Per raggiungere dimensioni mondiali le aziende europee sono indotte ad ampliare il catalogo. Anziché focalizzarsi, inseguono fatturati a sostegno di strutture centrali pletoriche che si autogiustificano per controllare attività complesse. Smantellare le vecchie strutture è costoso, distoglie energie gestionali, urta con resistenze interne ed esterne, sindacali e politiche. Mentre la Compaq realizzava una struttura produttiva e commerciale esattamente coerente con la propria idea di prodotto, Olivetti sí dissanguava di energie manageriali e finanziarie per riempire e poi chiudere fabbriche inutili: Barcellona, Norimberga, Friburgo, Parigi, Crema, Pozzuoli, Marcianise; oppure per riaddestrare la forza di vendita, per rincorrere una struttura di costi pari a quella dei propri concorrenti.
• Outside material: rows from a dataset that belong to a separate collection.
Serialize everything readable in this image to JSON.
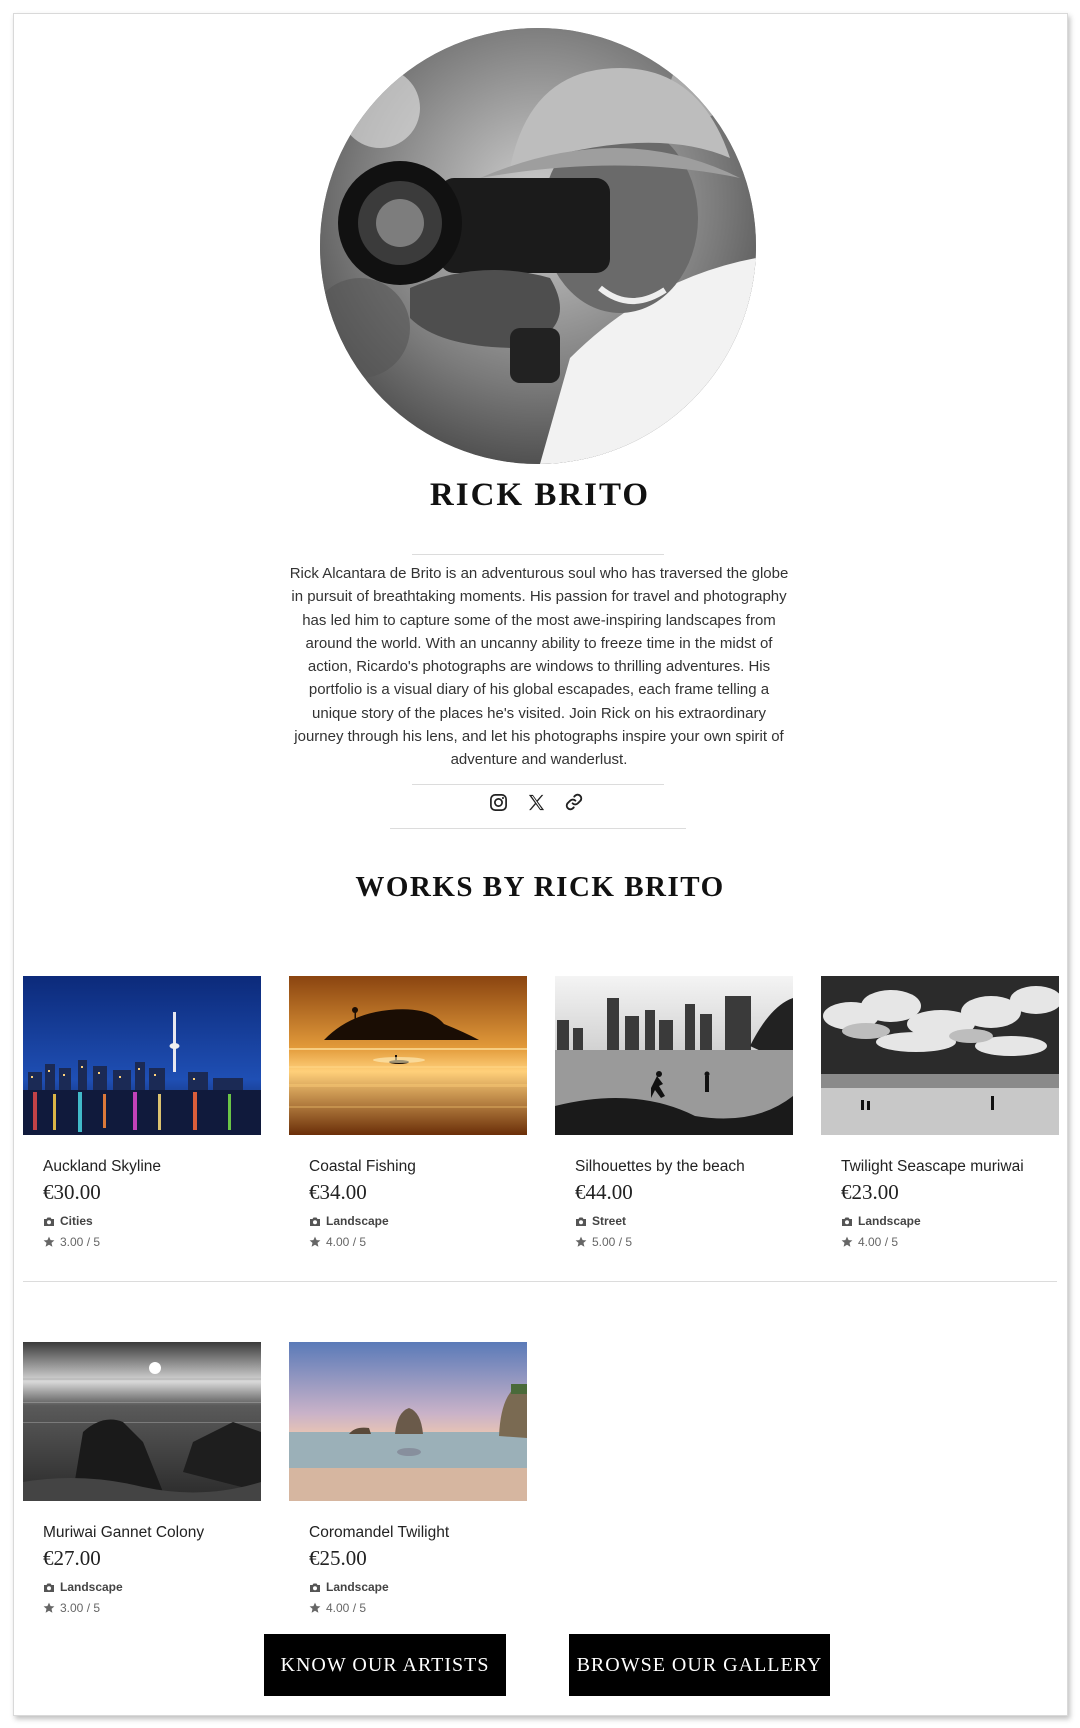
{
  "artist": {
    "name": "RICK BRITO",
    "bio": "Rick Alcantara de Brito is an adventurous soul who has traversed the globe in pursuit of breathtaking moments. His passion for travel and photography has led him to capture some of the most awe-inspiring landscapes from around the world. With an uncanny ability to freeze time in the midst of action, Ricardo's photographs are windows to thrilling adventures. His portfolio is a visual diary of his global escapades, each frame telling a unique story of the places he's visited. Join Rick on his extraordinary journey through his lens, and let his photographs inspire your own spirit of adventure and wanderlust.",
    "socials": [
      {
        "icon": "instagram-icon"
      },
      {
        "icon": "x-twitter-icon"
      },
      {
        "icon": "link-icon"
      }
    ]
  },
  "works_title": "WORKS BY RICK BRITO",
  "works": [
    {
      "title": "Auckland Skyline",
      "price": "€30.00",
      "category": "Cities",
      "rating": "3.00 / 5"
    },
    {
      "title": "Coastal Fishing",
      "price": "€34.00",
      "category": "Landscape",
      "rating": "4.00 / 5"
    },
    {
      "title": "Silhouettes by the beach",
      "price": "€44.00",
      "category": "Street",
      "rating": "5.00 / 5"
    },
    {
      "title": "Twilight Seascape muriwai",
      "price": "€23.00",
      "category": "Landscape",
      "rating": "4.00 / 5"
    },
    {
      "title": "Muriwai Gannet Colony",
      "price": "€27.00",
      "category": "Landscape",
      "rating": "3.00 / 5"
    },
    {
      "title": "Coromandel Twilight",
      "price": "€25.00",
      "category": "Landscape",
      "rating": "4.00 / 5"
    }
  ],
  "buttons": {
    "artists": "KNOW OUR ARTISTS",
    "gallery": "BROWSE OUR GALLERY"
  },
  "colors": {
    "button_bg": "#000000",
    "button_text": "#ffffff",
    "divider": "#dcdcdc"
  }
}
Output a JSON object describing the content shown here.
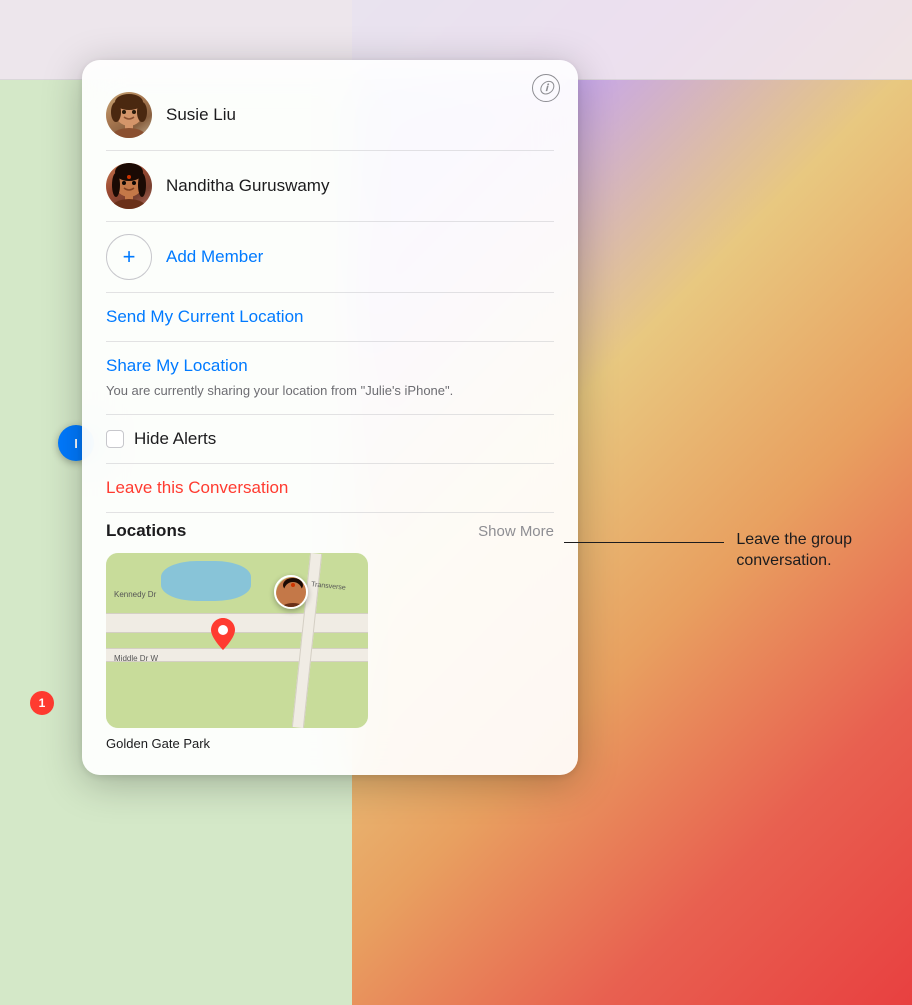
{
  "background": {
    "map_color": "#d4e8c8",
    "gradient_color_start": "#a8c8e8",
    "gradient_color_end": "#e84040"
  },
  "panel": {
    "info_icon": "ⓘ",
    "members": [
      {
        "name": "Susie Liu",
        "avatar_emoji": "👩",
        "avatar_type": "susie"
      },
      {
        "name": "Nanditha Guruswamy",
        "avatar_emoji": "👩",
        "avatar_type": "nanditha"
      }
    ],
    "add_member_label": "Add Member",
    "add_member_icon": "+",
    "actions": {
      "send_location": "Send My Current Location",
      "share_location": "Share My Location",
      "sharing_description": "You are currently sharing your location from \"Julie's iPhone\".",
      "hide_alerts": "Hide Alerts",
      "leave_conversation": "Leave this Conversation"
    },
    "locations": {
      "title": "Locations",
      "show_more": "Show More",
      "map_caption": "Golden Gate Park"
    }
  },
  "callout": {
    "text_line1": "Leave the group",
    "text_line2": "conversation."
  },
  "map_location_btn": "I",
  "map_badge": "1"
}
È sintomatico che sul «Wall Street Journa» del 5 settembre, accanto ai severi giudizi sulla gestione Olivetti degli ultimi anni, si leggeva che IBM stava concludendo un ordine con la taiwanese Acer per la fornitura di 80.000 computer al mese nel 1997 e 1998: nessuna notizia di proteste sindacali.
Quanto è successo all’industria informatica europea, e ín questi giorni in Olivetti, è solo il primo segnale delle sfide cui va incontro chi opera nei mercati globali, senza protezioni locali; a chi è obbligato a finanziarsi sul mercato mondiale, dove i flussi sono regolati solo dai risultati attesi, e la fiducia accordata solo al loro puntuale verificarsi. Con cinismo si potrebbe osservare che ciò che è successo è solo che i pensionati del Milwaukee sí sono stancati di finanziare gli esuberí di Scarmagno.
Nell’attività industriale, come non esistono ricette per il successo, così non esistono condanne all’insuccesso. Ma deve essere chiaro che queste sono gare in cui già per piazzarsi occorre essere di grande livello: neppure un atleta superdotato può sperare di vincere con sacchetti di piombo alle caviglie. Al gruppo dirigente di Olivetti sta di valorizzare, anche con alleanze, una presenza espressa dai 10.000 Mld di prodotti e servizi che ogni anno Olivetti vende sul mercato. Questo è il patrimonio da salvare, senza sperare in trasfusioni finanziarie da altre iniziative: neppure le più interessanti riescono a remunerare, oltre al capitale di cui abbisognano, anche le perdite di altri settori.
Alle forze politiche e sindacali spetta distinguere le cause strutturali certe dagli errori gestionali presunti: di quelle più che di questi è loro — nostro — compito istituzionale occuparci in primo luogo. Senza scartare settoriali sinergie, bisogna bloccare il
rigurgito di proposte tipo «polo» informatico o soccorsi dalle partecipazioni statali, di nessuna utilità né per l’azienda di Ivrea né per l’economia del Paese. Bisogna soprattutto evitare che la vicenda Olivetti venga strumentalizzata da impenitenti statalisti per bloccare la liberalizzazione delle Tlc e riconfermare una visione dirigista e protetta dell’economia del Paese. Per dura che possa essere, la lezione di Ivrea deve essere accettata e compresa nelle sue implicazioni di fondo. Non farlo vanificherebbe le energie che, o per passione, o per ambizione, o, perché no?, per interesse, in tanti vi abbiamo profuso: e soprattutto í costi, personali e finanziari, che già tanti hanno pagato.